The social media giant is seeking to patent a system for “generating synthetic data.” As the title of this filing implies, Meta’s system creates what it calls “simulated data” to help design custom-tailored applications without relying on actual system data, as to not sacrifice privacy for “high fidelity” design.

First, Meta’s system retrieves what it calls “data patterns” of content from a system or network (i.e., a social network). The system could glean these data patterns from user-generated content, including profile information and public posts such as “location information, photos, videos, audio, links, music” and more.

Data patterns essentially are the characteristics of actual data, but not the data itself, aiming to “preserve certain statistical characteristics associated with the actual content” that may be vital to application or hardware development. The system also determines “indices” associated with the data patterns, or essentially a way to quantify, describe and organize them.

Finally, the system uses a statistical model to generate “simulated data” associated with the content. Because the data mimics the characteristics and qualities of actual system content, this data can be used for optimization while “minimizing privacy risks.” And because the data is synthetic, it’s more easily shareable for development purposes outside of the system or network that it came from.

Photo via the U.S. Patent and Trademark Office.

Meta has been quite intense in its endeavor to stake a claim in AI. The company is embedding chatbots into all of its platforms, using AI to build its metaverse and reportedly working on a large language model that’s several times more powerful than Llama 2, its commercial product. But training AI takes a lot of data — and Meta doesn’t have the best reputation for protecting user data.

While this patent is somewhat vague about how this simulated data could be used, synthetic data could solve the data privacy issue in AI training. But synthetic data needs to represent real-world data very well to actually be useful when training AI, said Molham Aref, CEO of AI coprocessing company RelationalAI. If your generator puts data “on a bell curve,” he said, you’re going to end up with a lot of average data that doesn’t represent “unusual circumstances that you can see in real-world data.”

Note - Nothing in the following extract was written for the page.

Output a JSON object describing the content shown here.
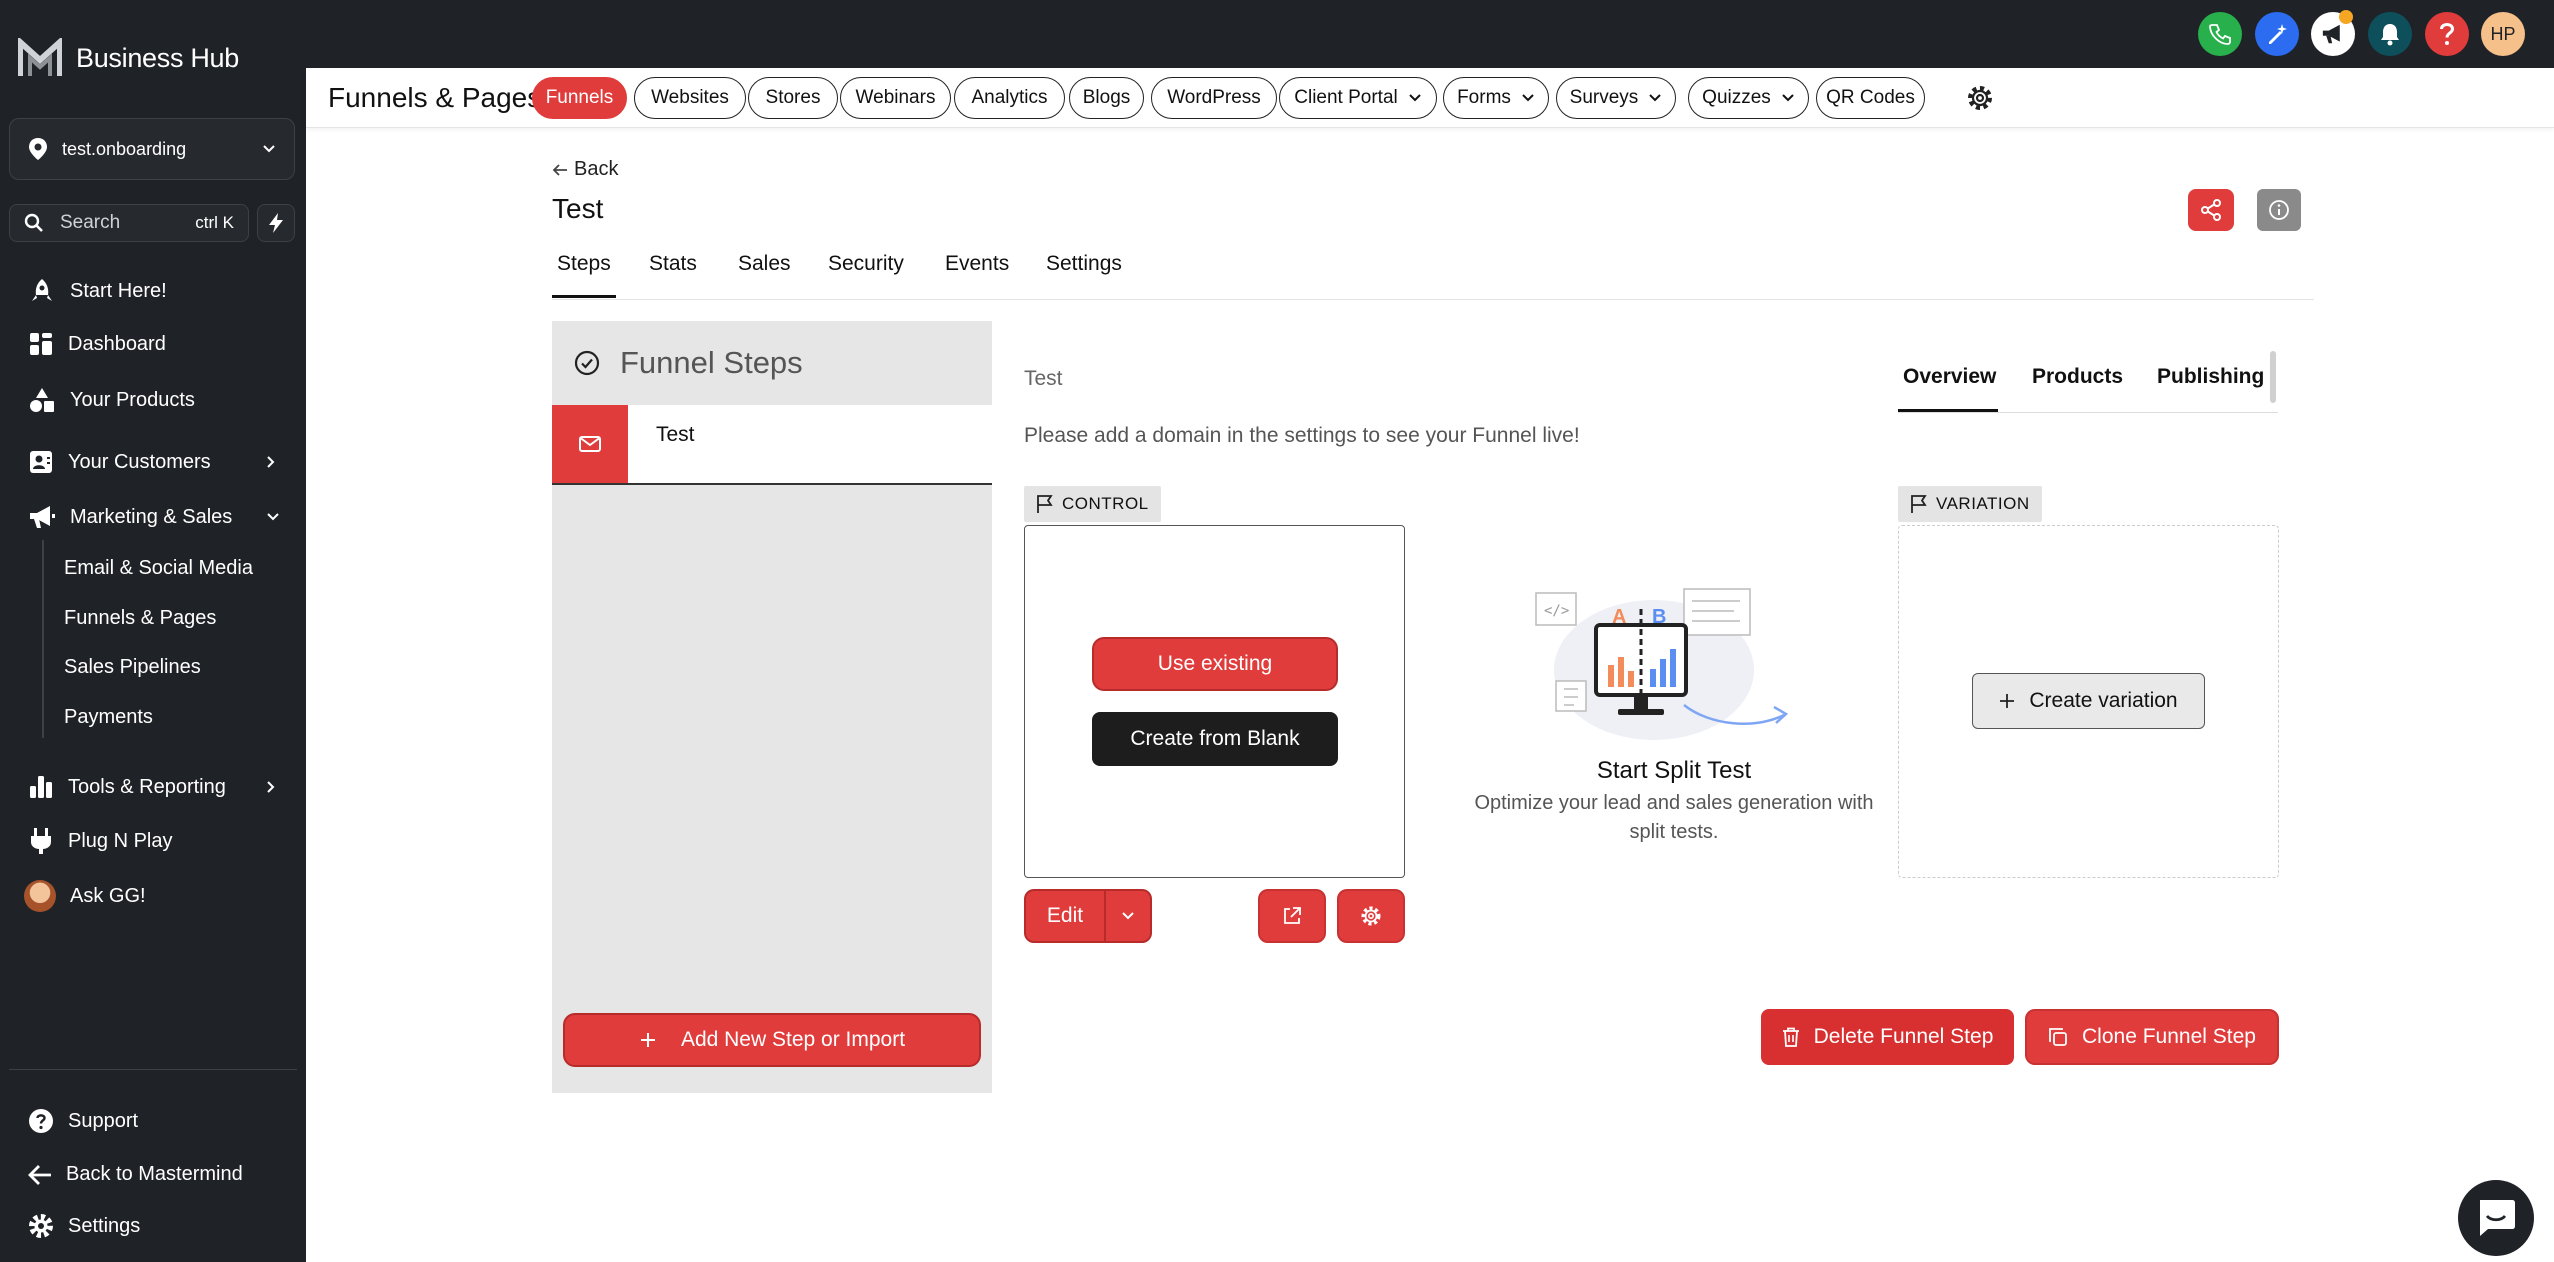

“The trick is, if you’re not good at generating synthetic data that reflects the real world, then you’re going to have [AI] learn something that’s just fiction, because the synthetic data generator isn’t a reflection of the real world,” he said.

Plus, the bias problem with AI training data still exists when it’s synthetic, he said. If synthetic data is modeled on authentic data that contains biases, it’s going to reflect those same biases into the model. Aref gave Facebook as an example: While the synthetic data modeled from Facebook posts may be representative of older populations, it won’t reflect younger demographics as well.

But this isn’t a problem that only Meta is facing, said Aref. Most companies developing AI are seeking to do so in a way that doesn’t sacrifice privacy and doesn’t replicate biases, and many are turning to synthetic data as the solution. (That said, many companies are working on synthetic data solutions already, so whether or not Meta’s method is distinct enough that it can actually secure this patent is undetermined.)